Back when I served on the Board of the Health and Hospitals Corporation, there were stories of voluntary hospitals like NYU Medical Center routinely making it virtually impossible for the uninsured to access their facilities or, if they did inadvertently find an emergency room, (NYU at one point had a sign so small that no one could find it) they were given only the most basic services and then told to get care from a municipal hospital. This is particularly egregious because the voluntary hospitals (all are nonprofit) are big users of the so-called Bad Debt and Charity pool from the state. Established primarily to allow hospitals to treat uninsured patients, for many of the large teaching hospitals it's being used as a "stop loss" device when well-heeled patients refuse to pay. Theoretically, the pool could be used to cover hospital costs if Donald Trump refused to pay his bill.

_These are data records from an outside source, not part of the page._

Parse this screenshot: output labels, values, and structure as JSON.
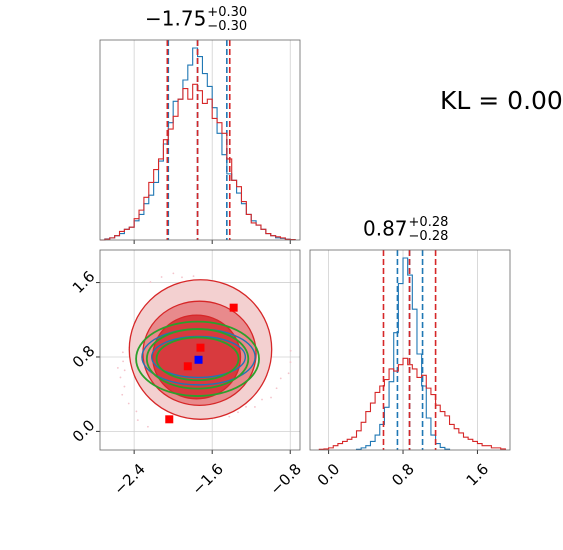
{
  "annotation": {
    "kl_text": "KL = 0.00"
  },
  "chart_data": [
    {
      "type": "histogram",
      "panel": "marginal-param-1",
      "title": {
        "value": "−1.75",
        "plus": "+0.30",
        "minus": "−0.30"
      },
      "xlim": [
        -2.75,
        -0.7
      ],
      "x_ticks": [
        -2.4,
        -1.6,
        -0.8
      ],
      "x_tick_labels": [
        "−2.4",
        "−1.6",
        "−0.8"
      ],
      "grid": true,
      "series": [
        {
          "color": "#1f77b4",
          "bins": [
            [
              -2.75,
              0
            ],
            [
              -2.7,
              0.005
            ],
            [
              -2.65,
              0.01
            ],
            [
              -2.6,
              0.02
            ],
            [
              -2.55,
              0.03
            ],
            [
              -2.5,
              0.05
            ],
            [
              -2.45,
              0.06
            ],
            [
              -2.4,
              0.09
            ],
            [
              -2.35,
              0.12
            ],
            [
              -2.3,
              0.17
            ],
            [
              -2.25,
              0.21
            ],
            [
              -2.2,
              0.27
            ],
            [
              -2.15,
              0.37
            ],
            [
              -2.1,
              0.45
            ],
            [
              -2.05,
              0.55
            ],
            [
              -2.0,
              0.65
            ],
            [
              -1.95,
              0.66
            ],
            [
              -1.9,
              0.75
            ],
            [
              -1.85,
              0.82
            ],
            [
              -1.8,
              0.9
            ],
            [
              -1.75,
              0.86
            ],
            [
              -1.7,
              0.78
            ],
            [
              -1.65,
              0.72
            ],
            [
              -1.6,
              0.62
            ],
            [
              -1.55,
              0.5
            ],
            [
              -1.5,
              0.4
            ],
            [
              -1.45,
              0.31
            ],
            [
              -1.4,
              0.28
            ],
            [
              -1.35,
              0.22
            ],
            [
              -1.3,
              0.17
            ],
            [
              -1.25,
              0.12
            ],
            [
              -1.2,
              0.09
            ],
            [
              -1.15,
              0.07
            ],
            [
              -1.1,
              0.05
            ],
            [
              -1.05,
              0.03
            ],
            [
              -1.0,
              0.02
            ],
            [
              -0.95,
              0.01
            ],
            [
              -0.9,
              0.008
            ],
            [
              -0.85,
              0.004
            ],
            [
              -0.8,
              0.002
            ]
          ],
          "quantiles": [
            -2.05,
            -1.75,
            -1.45
          ],
          "dash_color": "#1f77b4"
        },
        {
          "color": "#d62728",
          "bins": [
            [
              -2.75,
              0
            ],
            [
              -2.7,
              0.004
            ],
            [
              -2.65,
              0.01
            ],
            [
              -2.6,
              0.02
            ],
            [
              -2.55,
              0.04
            ],
            [
              -2.5,
              0.05
            ],
            [
              -2.45,
              0.06
            ],
            [
              -2.4,
              0.1
            ],
            [
              -2.35,
              0.14
            ],
            [
              -2.3,
              0.2
            ],
            [
              -2.25,
              0.27
            ],
            [
              -2.2,
              0.33
            ],
            [
              -2.15,
              0.38
            ],
            [
              -2.1,
              0.47
            ],
            [
              -2.05,
              0.52
            ],
            [
              -2.0,
              0.58
            ],
            [
              -1.95,
              0.66
            ],
            [
              -1.9,
              0.71
            ],
            [
              -1.85,
              0.66
            ],
            [
              -1.8,
              0.73
            ],
            [
              -1.75,
              0.7
            ],
            [
              -1.7,
              0.64
            ],
            [
              -1.65,
              0.66
            ],
            [
              -1.6,
              0.57
            ],
            [
              -1.55,
              0.55
            ],
            [
              -1.5,
              0.5
            ],
            [
              -1.45,
              0.38
            ],
            [
              -1.4,
              0.28
            ],
            [
              -1.35,
              0.25
            ],
            [
              -1.3,
              0.18
            ],
            [
              -1.25,
              0.12
            ],
            [
              -1.2,
              0.08
            ],
            [
              -1.15,
              0.07
            ],
            [
              -1.1,
              0.05
            ],
            [
              -1.05,
              0.03
            ],
            [
              -1.0,
              0.02
            ],
            [
              -0.95,
              0.015
            ],
            [
              -0.9,
              0.01
            ],
            [
              -0.85,
              0.003
            ],
            [
              -0.8,
              0.002
            ]
          ],
          "quantiles": [
            -2.06,
            -1.75,
            -1.42
          ],
          "dash_color": "#d62728"
        }
      ]
    },
    {
      "type": "histogram",
      "panel": "marginal-param-2",
      "title": {
        "value": "0.87",
        "plus": "+0.28",
        "minus": "−0.28"
      },
      "xlim": [
        -0.2,
        1.95
      ],
      "x_ticks": [
        0.0,
        0.8,
        1.6
      ],
      "x_tick_labels": [
        "0.0",
        "0.8",
        "1.6"
      ],
      "grid": true,
      "series": [
        {
          "color": "#1f77b4",
          "bins": [
            [
              0.3,
              0.003
            ],
            [
              0.35,
              0.01
            ],
            [
              0.4,
              0.02
            ],
            [
              0.45,
              0.04
            ],
            [
              0.5,
              0.07
            ],
            [
              0.55,
              0.12
            ],
            [
              0.6,
              0.2
            ],
            [
              0.65,
              0.32
            ],
            [
              0.7,
              0.55
            ],
            [
              0.75,
              0.78
            ],
            [
              0.8,
              0.9
            ],
            [
              0.85,
              0.82
            ],
            [
              0.9,
              0.66
            ],
            [
              0.95,
              0.45
            ],
            [
              1.0,
              0.3
            ],
            [
              1.05,
              0.15
            ],
            [
              1.1,
              0.07
            ],
            [
              1.15,
              0.03
            ],
            [
              1.2,
              0.012
            ],
            [
              1.25,
              0.004
            ]
          ],
          "quantiles": [
            0.74,
            0.87,
            1.01
          ],
          "dash_color": "#1f77b4"
        },
        {
          "color": "#d62728",
          "bins": [
            [
              -0.1,
              0.003
            ],
            [
              -0.05,
              0.005
            ],
            [
              0.0,
              0.01
            ],
            [
              0.05,
              0.02
            ],
            [
              0.1,
              0.03
            ],
            [
              0.15,
              0.04
            ],
            [
              0.2,
              0.05
            ],
            [
              0.25,
              0.06
            ],
            [
              0.3,
              0.09
            ],
            [
              0.35,
              0.13
            ],
            [
              0.4,
              0.18
            ],
            [
              0.45,
              0.22
            ],
            [
              0.5,
              0.27
            ],
            [
              0.55,
              0.3
            ],
            [
              0.6,
              0.33
            ],
            [
              0.65,
              0.38
            ],
            [
              0.7,
              0.37
            ],
            [
              0.75,
              0.4
            ],
            [
              0.8,
              0.43
            ],
            [
              0.85,
              0.4
            ],
            [
              0.9,
              0.38
            ],
            [
              0.95,
              0.34
            ],
            [
              1.0,
              0.35
            ],
            [
              1.05,
              0.29
            ],
            [
              1.1,
              0.26
            ],
            [
              1.15,
              0.21
            ],
            [
              1.2,
              0.18
            ],
            [
              1.25,
              0.16
            ],
            [
              1.3,
              0.12
            ],
            [
              1.35,
              0.1
            ],
            [
              1.4,
              0.08
            ],
            [
              1.45,
              0.06
            ],
            [
              1.5,
              0.05
            ],
            [
              1.55,
              0.04
            ],
            [
              1.6,
              0.03
            ],
            [
              1.65,
              0.02
            ],
            [
              1.7,
              0.02
            ],
            [
              1.75,
              0.01
            ],
            [
              1.8,
              0.01
            ],
            [
              1.85,
              0.005
            ]
          ],
          "quantiles": [
            0.59,
            0.87,
            1.15
          ],
          "dash_color": "#d62728"
        }
      ]
    },
    {
      "type": "contour",
      "panel": "joint-param-1-param-2",
      "xlim": [
        -2.75,
        -0.7
      ],
      "ylim": [
        -0.2,
        1.95
      ],
      "x_ticks": [
        -2.4,
        -1.6,
        -0.8
      ],
      "x_tick_labels": [
        "−2.4",
        "−1.6",
        "−0.8"
      ],
      "y_ticks": [
        0.0,
        0.8,
        1.6
      ],
      "y_tick_labels": [
        "0.0",
        "0.8",
        "1.6"
      ],
      "grid": true,
      "red_filled_levels": [
        {
          "cx": -1.72,
          "cy": 0.88,
          "rx": 0.73,
          "ry": 0.75,
          "fill": "#f3d0d0"
        },
        {
          "cx": -1.73,
          "cy": 0.84,
          "rx": 0.58,
          "ry": 0.56,
          "fill": "#e88a8c"
        },
        {
          "cx": -1.76,
          "cy": 0.8,
          "rx": 0.45,
          "ry": 0.45,
          "fill": "#d83a3e"
        }
      ],
      "blue_ellipses": [
        {
          "cx": -1.74,
          "cy": 0.8,
          "rx": 0.48,
          "ry": 0.22
        },
        {
          "cx": -1.74,
          "cy": 0.8,
          "rx": 0.58,
          "ry": 0.3
        }
      ],
      "green_ellipses": [
        {
          "cx": -1.75,
          "cy": 0.78,
          "rx": 0.42,
          "ry": 0.23
        },
        {
          "cx": -1.75,
          "cy": 0.78,
          "rx": 0.52,
          "ry": 0.32
        },
        {
          "cx": -1.75,
          "cy": 0.78,
          "rx": 0.63,
          "ry": 0.4
        }
      ],
      "red_markers": [
        {
          "x": -1.38,
          "y": 1.33
        },
        {
          "x": -1.72,
          "y": 0.9
        },
        {
          "x": -1.85,
          "y": 0.7
        },
        {
          "x": -2.04,
          "y": 0.13
        }
      ],
      "blue_markers": [
        {
          "x": -1.74,
          "y": 0.77
        }
      ],
      "colors": {
        "red": "#d62728",
        "blue": "#1f77b4",
        "green": "#2ca02c",
        "marker_blue": "#0000ff",
        "marker_red": "#ff0000"
      }
    }
  ]
}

Sen. Charles Grassley (R-Iowa) has raised an even more significant issue: Should we allow charitable -- thus tax exempt -- status to institutions that won't treat the poor and yet pay their executives corporate level salaries? The Post article nails it. Bellevue treated over 168,000 uninsured patients in 2007. NYU, right next door, and with more beds, treated less than 9,000. On top of that, NYU drew down $4.5 million in bad debt and charity support from the state in 2007.
It's great to have the New York Post making points that have all too often only been raised by advocates who are rarely listened to. My coffee cup toast -- to Carl Campanile and the New York Post.